A review by okenwillow
Mudwoman by Joyce Carol Oates

5.0

Ce que j’aime chez JCO, c’est qu’on est rarement déçu. Une nouvelle fois elle me bluffe avec son histoire de destin de bonne femme. Meredith Ruth Neukirchen a été trouvée dans les marais agonisante, abandonnée par sa mère folle à lier. Revenue de loin, elle ira également loin, puisqu’elle accèdera au poste de présidente d’une grande université, une première pour une femme. Oubliant sa vie de femme, et sa vie tout court, elle se dévoue tout entière à sa charge, elle doit à ses parents adoptifs quakers un certain humanisme et une grandeur d’âme irréprochable. Sa charge exige d’elle une retenue constante, un recul permanent face au contexte politique et social. Son dévouement absolu et ses convictions personnelles pèseront lourd sur ses épaules, de même que son statut de femme, par forcément accepté par le milieu universitaire dans lequel elle évolue, malgré les idées progressistes qui circulent. Trop de contradictions et de conflits intérieurs vont peu à peu plonger « M.R » dans le délire, jusqu’à confondre le réel et le fantasme. Surmenée physiquement, intellectuellement, et émotionnellement, il lui faudra atteindre ses limites et le burn-out avant d’affronter son passé, son enfance et les non-dits qui ont accompagné son adoption. Le passé de Mudwoman est lourd de questions sans réponses, de souvenirs flous mais intenses. La relation avec ses parents reste ambiguë, car bien qu’aimants et dévoués, le secret et le silence entretenus n’ont pas facilité les choses pour Mudgirl. Le même silence qu’elle doit respecter dans son milieu universitaire, pour ne surtout pas faire de vague, et conserver une neutralité de tous les instants. L’auteur nous donne également un aperçu peu reluisant du milieu universitaire, soi-disant progressiste et moderne, mais finalement très hypocrite.

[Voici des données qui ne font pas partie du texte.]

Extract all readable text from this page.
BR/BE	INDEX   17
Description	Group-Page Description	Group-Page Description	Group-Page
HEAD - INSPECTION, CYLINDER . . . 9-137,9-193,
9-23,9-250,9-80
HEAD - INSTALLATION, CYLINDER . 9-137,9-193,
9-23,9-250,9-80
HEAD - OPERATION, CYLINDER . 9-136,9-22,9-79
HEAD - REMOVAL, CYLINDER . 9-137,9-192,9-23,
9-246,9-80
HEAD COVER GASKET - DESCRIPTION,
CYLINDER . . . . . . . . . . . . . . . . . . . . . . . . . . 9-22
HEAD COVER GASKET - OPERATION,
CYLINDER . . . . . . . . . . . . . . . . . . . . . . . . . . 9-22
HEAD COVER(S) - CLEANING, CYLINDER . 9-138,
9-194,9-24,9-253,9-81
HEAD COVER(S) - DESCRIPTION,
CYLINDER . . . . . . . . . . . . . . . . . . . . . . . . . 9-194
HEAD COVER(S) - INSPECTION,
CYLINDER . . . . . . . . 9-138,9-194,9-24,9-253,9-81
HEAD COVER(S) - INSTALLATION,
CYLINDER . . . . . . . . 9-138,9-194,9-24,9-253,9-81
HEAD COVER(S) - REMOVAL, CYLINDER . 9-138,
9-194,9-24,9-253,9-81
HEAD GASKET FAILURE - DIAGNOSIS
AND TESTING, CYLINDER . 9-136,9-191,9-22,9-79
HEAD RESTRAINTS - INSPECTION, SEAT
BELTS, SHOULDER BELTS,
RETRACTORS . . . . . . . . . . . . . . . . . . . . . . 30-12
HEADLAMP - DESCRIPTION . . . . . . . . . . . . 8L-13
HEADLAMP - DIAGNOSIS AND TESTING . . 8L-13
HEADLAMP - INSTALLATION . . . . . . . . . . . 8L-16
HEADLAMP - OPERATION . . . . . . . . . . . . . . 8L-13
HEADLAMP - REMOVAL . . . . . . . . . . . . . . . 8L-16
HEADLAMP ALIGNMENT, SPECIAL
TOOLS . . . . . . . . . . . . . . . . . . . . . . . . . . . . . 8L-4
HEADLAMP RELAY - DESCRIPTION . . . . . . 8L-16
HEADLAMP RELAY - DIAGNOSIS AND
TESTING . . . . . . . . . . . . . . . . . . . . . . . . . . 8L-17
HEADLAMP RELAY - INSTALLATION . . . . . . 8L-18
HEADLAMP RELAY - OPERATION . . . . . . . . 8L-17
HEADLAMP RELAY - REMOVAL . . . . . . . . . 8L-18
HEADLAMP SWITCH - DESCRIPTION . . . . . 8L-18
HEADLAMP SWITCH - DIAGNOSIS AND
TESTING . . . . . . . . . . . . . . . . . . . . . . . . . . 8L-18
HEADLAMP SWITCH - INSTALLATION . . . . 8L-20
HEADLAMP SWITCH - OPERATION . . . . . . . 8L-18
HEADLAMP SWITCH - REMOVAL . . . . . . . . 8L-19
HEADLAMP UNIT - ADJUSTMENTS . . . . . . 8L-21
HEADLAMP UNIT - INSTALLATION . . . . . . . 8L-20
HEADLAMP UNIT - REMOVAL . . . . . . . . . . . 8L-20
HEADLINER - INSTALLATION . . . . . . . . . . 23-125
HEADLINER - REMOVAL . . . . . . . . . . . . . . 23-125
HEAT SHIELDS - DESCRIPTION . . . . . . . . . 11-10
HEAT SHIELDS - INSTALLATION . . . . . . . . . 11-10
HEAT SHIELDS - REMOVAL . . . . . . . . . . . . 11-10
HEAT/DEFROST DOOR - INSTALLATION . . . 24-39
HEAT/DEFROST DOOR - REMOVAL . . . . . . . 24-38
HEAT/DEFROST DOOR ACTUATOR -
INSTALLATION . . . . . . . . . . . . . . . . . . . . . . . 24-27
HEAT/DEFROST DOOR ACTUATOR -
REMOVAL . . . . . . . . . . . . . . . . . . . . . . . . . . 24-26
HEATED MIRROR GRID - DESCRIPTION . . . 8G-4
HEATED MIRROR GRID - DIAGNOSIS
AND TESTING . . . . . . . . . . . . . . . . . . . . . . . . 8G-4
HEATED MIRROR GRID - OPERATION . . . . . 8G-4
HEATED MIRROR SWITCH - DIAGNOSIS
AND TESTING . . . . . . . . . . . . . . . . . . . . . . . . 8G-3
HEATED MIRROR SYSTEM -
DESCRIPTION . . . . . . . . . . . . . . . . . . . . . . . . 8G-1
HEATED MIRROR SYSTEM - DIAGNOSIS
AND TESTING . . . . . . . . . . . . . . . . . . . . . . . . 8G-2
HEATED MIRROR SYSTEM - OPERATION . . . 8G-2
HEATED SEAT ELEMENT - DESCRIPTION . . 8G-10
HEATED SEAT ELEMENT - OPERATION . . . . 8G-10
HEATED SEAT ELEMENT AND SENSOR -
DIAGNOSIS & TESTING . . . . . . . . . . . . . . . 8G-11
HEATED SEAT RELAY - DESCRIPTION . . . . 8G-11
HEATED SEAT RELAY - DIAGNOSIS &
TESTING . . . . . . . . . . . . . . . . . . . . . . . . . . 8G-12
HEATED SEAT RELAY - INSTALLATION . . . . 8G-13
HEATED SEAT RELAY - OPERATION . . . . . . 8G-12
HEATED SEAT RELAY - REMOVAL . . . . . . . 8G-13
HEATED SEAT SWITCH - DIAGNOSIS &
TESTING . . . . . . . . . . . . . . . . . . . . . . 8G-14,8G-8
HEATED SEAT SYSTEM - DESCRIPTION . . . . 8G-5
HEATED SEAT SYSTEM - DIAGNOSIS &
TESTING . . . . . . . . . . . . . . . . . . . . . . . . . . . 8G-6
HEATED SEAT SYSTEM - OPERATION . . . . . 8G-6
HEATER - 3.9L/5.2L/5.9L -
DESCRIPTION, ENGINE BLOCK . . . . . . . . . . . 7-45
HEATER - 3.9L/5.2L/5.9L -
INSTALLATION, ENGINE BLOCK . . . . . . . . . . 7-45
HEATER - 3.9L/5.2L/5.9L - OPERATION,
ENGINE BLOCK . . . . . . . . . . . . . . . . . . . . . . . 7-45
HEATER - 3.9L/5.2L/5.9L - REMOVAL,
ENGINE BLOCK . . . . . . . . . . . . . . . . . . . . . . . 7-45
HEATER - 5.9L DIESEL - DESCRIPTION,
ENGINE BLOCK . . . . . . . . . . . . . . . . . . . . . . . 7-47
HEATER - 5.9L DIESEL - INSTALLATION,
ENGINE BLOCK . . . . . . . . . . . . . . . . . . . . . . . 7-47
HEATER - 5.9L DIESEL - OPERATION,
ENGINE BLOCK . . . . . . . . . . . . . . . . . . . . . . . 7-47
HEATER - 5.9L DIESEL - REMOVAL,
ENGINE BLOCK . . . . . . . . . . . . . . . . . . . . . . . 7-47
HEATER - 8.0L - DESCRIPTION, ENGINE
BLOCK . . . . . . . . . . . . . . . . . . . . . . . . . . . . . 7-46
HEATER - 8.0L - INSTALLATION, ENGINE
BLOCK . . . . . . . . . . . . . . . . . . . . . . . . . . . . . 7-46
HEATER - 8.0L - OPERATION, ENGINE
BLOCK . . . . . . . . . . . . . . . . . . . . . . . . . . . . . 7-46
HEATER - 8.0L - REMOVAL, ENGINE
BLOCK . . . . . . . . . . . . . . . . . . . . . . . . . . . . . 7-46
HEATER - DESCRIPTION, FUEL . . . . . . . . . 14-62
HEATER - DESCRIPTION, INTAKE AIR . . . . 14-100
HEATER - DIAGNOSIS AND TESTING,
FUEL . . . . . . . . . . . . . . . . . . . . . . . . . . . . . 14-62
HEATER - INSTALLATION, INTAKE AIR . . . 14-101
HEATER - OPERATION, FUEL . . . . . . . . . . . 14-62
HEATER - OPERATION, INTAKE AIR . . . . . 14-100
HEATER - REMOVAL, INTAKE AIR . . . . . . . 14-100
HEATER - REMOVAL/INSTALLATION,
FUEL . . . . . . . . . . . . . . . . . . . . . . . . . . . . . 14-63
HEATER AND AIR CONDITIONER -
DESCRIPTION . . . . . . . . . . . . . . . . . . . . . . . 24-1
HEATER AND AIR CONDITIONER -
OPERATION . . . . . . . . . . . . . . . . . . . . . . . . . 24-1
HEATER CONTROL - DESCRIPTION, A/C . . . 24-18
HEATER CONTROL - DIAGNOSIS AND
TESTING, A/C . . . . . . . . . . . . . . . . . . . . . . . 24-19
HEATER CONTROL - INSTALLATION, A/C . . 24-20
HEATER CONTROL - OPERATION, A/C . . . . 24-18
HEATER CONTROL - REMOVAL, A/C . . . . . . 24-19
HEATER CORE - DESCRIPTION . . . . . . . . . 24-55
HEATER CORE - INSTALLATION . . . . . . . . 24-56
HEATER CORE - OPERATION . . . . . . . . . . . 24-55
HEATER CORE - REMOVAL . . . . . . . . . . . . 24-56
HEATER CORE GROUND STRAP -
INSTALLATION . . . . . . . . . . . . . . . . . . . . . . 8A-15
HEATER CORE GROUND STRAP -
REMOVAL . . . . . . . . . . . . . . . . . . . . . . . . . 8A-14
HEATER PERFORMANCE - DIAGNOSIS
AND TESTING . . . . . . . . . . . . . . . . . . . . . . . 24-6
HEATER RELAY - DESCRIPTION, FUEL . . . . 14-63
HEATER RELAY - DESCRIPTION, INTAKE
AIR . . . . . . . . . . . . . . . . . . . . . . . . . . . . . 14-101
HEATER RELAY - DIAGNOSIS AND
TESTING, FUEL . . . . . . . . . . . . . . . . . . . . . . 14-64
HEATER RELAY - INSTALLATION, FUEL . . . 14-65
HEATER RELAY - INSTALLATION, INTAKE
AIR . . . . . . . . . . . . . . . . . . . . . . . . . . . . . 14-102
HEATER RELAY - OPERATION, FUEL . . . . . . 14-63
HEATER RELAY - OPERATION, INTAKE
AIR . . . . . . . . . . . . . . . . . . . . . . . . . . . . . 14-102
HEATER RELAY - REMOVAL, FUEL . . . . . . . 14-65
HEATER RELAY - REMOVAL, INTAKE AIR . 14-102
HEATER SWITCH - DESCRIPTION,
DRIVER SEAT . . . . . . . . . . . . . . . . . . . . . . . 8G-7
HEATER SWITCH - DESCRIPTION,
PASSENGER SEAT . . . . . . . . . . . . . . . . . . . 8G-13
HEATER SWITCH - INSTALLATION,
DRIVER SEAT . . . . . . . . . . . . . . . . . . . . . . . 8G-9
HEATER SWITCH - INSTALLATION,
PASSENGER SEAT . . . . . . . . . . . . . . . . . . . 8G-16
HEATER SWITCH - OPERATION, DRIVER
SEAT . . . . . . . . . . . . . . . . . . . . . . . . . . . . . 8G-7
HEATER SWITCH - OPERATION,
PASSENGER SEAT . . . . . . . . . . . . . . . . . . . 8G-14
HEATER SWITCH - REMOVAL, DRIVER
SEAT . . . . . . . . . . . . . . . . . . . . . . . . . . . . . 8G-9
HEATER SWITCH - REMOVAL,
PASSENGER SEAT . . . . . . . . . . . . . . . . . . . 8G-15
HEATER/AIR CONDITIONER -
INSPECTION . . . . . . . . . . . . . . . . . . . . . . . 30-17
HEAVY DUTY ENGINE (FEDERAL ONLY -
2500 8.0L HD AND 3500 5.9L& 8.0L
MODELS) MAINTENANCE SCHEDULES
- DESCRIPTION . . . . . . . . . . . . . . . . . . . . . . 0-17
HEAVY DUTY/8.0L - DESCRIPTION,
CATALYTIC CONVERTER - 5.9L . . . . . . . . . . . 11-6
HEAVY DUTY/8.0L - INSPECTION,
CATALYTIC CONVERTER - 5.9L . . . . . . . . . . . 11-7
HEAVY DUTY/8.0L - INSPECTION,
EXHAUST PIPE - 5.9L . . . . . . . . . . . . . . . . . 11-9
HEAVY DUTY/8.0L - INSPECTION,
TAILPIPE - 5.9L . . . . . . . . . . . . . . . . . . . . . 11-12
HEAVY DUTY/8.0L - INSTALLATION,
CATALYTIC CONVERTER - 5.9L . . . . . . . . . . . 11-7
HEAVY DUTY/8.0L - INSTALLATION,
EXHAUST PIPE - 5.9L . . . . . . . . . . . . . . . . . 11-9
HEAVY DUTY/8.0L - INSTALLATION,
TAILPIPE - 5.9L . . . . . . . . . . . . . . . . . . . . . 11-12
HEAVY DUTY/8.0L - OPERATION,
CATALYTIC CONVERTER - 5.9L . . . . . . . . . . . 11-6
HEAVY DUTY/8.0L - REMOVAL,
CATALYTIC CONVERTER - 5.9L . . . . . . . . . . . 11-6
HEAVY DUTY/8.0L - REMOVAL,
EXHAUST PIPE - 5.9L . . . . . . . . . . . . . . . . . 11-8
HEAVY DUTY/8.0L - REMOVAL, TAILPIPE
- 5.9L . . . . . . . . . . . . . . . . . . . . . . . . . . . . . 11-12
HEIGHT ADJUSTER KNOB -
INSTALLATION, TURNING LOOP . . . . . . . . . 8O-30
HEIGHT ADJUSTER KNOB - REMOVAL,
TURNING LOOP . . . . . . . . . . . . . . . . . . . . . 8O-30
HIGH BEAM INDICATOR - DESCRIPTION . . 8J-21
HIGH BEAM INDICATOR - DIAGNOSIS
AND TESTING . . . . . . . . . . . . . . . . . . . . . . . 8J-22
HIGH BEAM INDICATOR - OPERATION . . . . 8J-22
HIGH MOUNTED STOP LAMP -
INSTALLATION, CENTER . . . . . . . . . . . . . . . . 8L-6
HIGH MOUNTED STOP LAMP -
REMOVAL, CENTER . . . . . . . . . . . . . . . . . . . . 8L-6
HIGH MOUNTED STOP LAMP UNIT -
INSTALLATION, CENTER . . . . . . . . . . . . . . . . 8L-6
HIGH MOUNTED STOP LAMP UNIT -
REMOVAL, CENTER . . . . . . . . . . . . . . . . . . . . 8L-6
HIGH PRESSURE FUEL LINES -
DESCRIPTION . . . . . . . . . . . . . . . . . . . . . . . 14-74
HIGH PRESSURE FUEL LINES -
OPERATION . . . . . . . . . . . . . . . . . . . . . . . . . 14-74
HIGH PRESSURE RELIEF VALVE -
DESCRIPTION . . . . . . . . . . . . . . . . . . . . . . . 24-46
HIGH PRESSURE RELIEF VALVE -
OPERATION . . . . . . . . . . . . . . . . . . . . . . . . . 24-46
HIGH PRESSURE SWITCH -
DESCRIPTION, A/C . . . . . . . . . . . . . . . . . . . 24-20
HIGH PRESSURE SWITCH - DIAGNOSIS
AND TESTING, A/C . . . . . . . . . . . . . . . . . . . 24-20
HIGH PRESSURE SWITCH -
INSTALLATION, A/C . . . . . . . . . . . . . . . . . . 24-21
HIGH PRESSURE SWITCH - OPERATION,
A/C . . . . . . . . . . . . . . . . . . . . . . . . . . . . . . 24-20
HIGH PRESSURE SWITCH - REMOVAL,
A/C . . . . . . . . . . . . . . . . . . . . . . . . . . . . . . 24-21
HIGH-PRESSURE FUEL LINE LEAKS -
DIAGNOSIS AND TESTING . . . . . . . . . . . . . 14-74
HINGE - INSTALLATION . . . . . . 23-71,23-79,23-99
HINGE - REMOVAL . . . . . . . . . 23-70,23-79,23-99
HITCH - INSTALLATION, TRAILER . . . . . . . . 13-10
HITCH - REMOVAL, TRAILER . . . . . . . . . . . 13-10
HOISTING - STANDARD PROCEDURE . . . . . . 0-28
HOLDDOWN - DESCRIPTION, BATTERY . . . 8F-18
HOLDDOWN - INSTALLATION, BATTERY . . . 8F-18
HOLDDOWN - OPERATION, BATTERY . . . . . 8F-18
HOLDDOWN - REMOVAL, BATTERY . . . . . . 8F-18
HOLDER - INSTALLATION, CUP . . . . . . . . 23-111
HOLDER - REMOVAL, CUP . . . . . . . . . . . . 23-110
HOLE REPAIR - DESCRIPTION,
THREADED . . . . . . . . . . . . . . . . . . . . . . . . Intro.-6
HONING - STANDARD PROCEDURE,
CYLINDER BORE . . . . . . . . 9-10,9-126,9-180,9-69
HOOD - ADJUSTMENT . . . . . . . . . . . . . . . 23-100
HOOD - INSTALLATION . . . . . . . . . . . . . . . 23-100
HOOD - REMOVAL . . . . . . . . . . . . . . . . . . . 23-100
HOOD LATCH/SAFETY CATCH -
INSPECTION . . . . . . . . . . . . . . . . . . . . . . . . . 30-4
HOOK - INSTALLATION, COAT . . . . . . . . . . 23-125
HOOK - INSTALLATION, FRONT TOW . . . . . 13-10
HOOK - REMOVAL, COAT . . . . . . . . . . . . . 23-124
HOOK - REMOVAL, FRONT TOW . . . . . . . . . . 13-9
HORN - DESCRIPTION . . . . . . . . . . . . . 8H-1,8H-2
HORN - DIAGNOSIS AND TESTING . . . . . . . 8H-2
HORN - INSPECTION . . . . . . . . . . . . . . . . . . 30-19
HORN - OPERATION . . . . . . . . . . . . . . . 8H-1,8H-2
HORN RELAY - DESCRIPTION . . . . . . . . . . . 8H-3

Oates jongle avec le présent et le passé, le réel et le fantasmé. M.R. ne fait plus trop la différence, le lecteur non plus. Le dénouement, s’il est cohérent, n’en demeure pas moins abrupte, laissant le lecteur un peu perplexe, voire carrément sur sa faim. J’aime les fins ouvertes, mais à ce point-là, on frôle l’inachevé. Malgré ce tout petit bémol, Mudwoman reste du très grand Oates, un poil en-deçà cependant, de La fille du fossoyeur ou des Chutes.